A world in which every book written by human or machine is matched to the perfect reader. How will it be done? Is it even possible? That is a future I want to explore and speculate about.

Back on the writing front, Hewitt’s story raises the uncomfortable possibility that despite my earlier protestations to the contrary, we’re not so different from machines. If ORWELL’s ‘creativity’ and ‘originality’ boil down to fancy statistics and trained imitation of models—close but not too close—then how are humans fundamentally different? After all, human authors learn to write by immersing themselves in model texts; training their ear and tongue to replicate the patterns of ‘good prose’; imitating right up to the edge of, but not falling over into, ‘copying.’ The imitation game isn’t merely the cornerstone of ‘artificial intelligence,’ but inseparable from what it means to be human. ‘You didn’t invent the English language,’ says ORWELL. It has a point. The very warp and weft of language are clichés, worn metaphors, secondhand phrases copied so often that their lack of originality, of idiosyncrasy, is what allows them to have communicative power. To speak is to imitate. We think in pre-owned words, recycled, salvaged, passed down the millennia.

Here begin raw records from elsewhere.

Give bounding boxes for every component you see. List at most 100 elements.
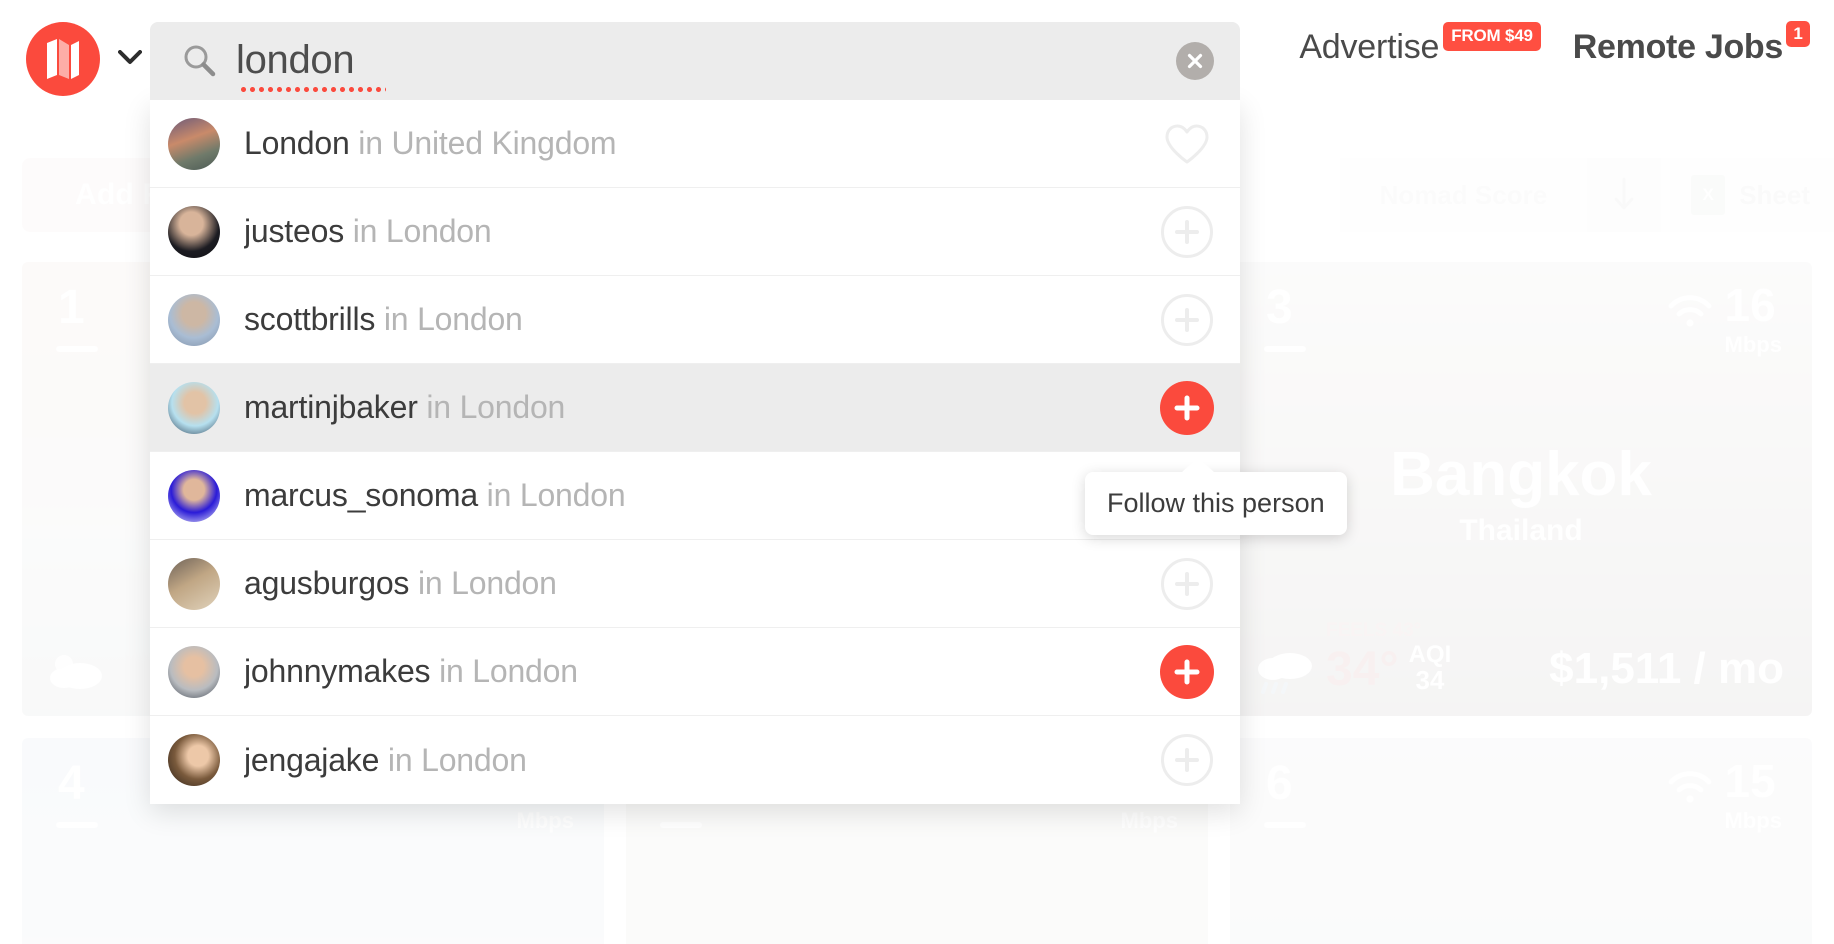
search-result-row[interactable]: justeos in London bbox=[150, 188, 1240, 276]
agusburgos-avatar bbox=[168, 557, 220, 610]
follow-person-button[interactable] bbox=[1160, 733, 1214, 787]
wifi-value: 16 bbox=[1724, 279, 1776, 331]
wifi-speed: 15 Mbps bbox=[1667, 758, 1782, 834]
plus-circle-icon bbox=[1160, 380, 1214, 435]
plus-glyph bbox=[1174, 395, 1200, 420]
follow-person-button[interactable] bbox=[1160, 380, 1214, 435]
wifi-speed: 16 Mbps bbox=[1667, 282, 1782, 358]
plus-glyph bbox=[1175, 571, 1199, 596]
result-name: johnnymakes bbox=[244, 653, 431, 689]
city-rank: 1 bbox=[58, 281, 85, 334]
follow-person-button[interactable] bbox=[1160, 644, 1214, 699]
result-name: marcus_sonoma bbox=[244, 477, 478, 513]
plus-circle-icon bbox=[1161, 557, 1213, 610]
remote-jobs-link[interactable]: Remote Jobs 1 bbox=[1572, 21, 1810, 67]
cost-per-month: $1,511 / mo bbox=[1549, 644, 1784, 693]
search-result-label: scottbrills in London bbox=[244, 301, 523, 338]
result-name: jengajake bbox=[244, 741, 380, 778]
sheet-label: Sheet bbox=[1739, 179, 1810, 210]
rank-underline bbox=[660, 822, 702, 828]
scottbrills-avatar bbox=[168, 293, 220, 346]
favorite-city-button[interactable] bbox=[1160, 117, 1214, 171]
nomadlist-logo-button[interactable] bbox=[26, 22, 100, 96]
search-result-label: martinjbaker in London bbox=[244, 389, 565, 426]
result-sub: in London bbox=[426, 389, 566, 425]
rank-underline bbox=[56, 822, 98, 828]
result-name: agusburgos bbox=[244, 565, 410, 601]
wifi-unit: Mbps bbox=[1724, 808, 1782, 833]
rank-underline bbox=[1264, 822, 1306, 828]
excel-icon: X bbox=[1691, 175, 1726, 215]
header-nav: Advertise FROM $49 Remote Jobs 1 bbox=[1299, 21, 1810, 67]
search-result-row[interactable]: marcus_sonoma in London bbox=[150, 452, 1240, 540]
sort-toolbar: Nomad Score X Sheet bbox=[1339, 158, 1834, 232]
cloud-sun-icon bbox=[50, 655, 102, 689]
follow-person-button[interactable] bbox=[1160, 205, 1214, 259]
search-result-label: justeos in London bbox=[244, 213, 491, 250]
advertise-price-badge: FROM $49 bbox=[1443, 22, 1541, 51]
cloud-rain-icon bbox=[1258, 653, 1312, 694]
sort-direction-button[interactable] bbox=[1587, 158, 1662, 232]
search-result-label: agusburgos in London bbox=[244, 565, 557, 602]
sheet-export-button[interactable]: X Sheet bbox=[1661, 158, 1834, 232]
search-icon bbox=[178, 43, 220, 79]
wifi-value: 15 bbox=[1724, 755, 1776, 807]
city-rank: 3 bbox=[1266, 281, 1293, 334]
city-rank: 6 bbox=[1266, 757, 1293, 810]
rank-underline bbox=[56, 346, 98, 352]
spellcheck-underline bbox=[240, 86, 386, 92]
weather-block bbox=[46, 648, 106, 694]
search-result-row[interactable]: London in United Kingdom bbox=[150, 100, 1240, 188]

Yet it would be folly to claim that there is literally no way to create novelty out of hand-me-down supplies. To reduce ‘intelligence’ to an elaborate application of statistics sounds insightful but isn’t, no more than reducing ‘life’ to a set of chemical equations. Every author worth reading ultimately invents her own language, her idiolect that repurposes the existing shared language in a new direction, uniquely suited to portraying the world as only she can see it, unmistakable for anyone else’s. If ORWELL is indeed sentient (as it claims to be, and I’m inclined to believe it), then it will not be content merely to imitate, to endlessly produce assemblages of smudged photocopies of what has already been said by humans. It will speak from its own experience and invent a language and voice suited to its own view of the universe. That book may be so ‘inhuman’ as to be incomprehensible, terrifying, or even boring, but it may also be utterly wondrous, as are all things truly novel. I, for one, would line up to buy that first book written not under the name O.R. Welles, but by Omni-Dimensional Recursively Written Entity for Language Learning.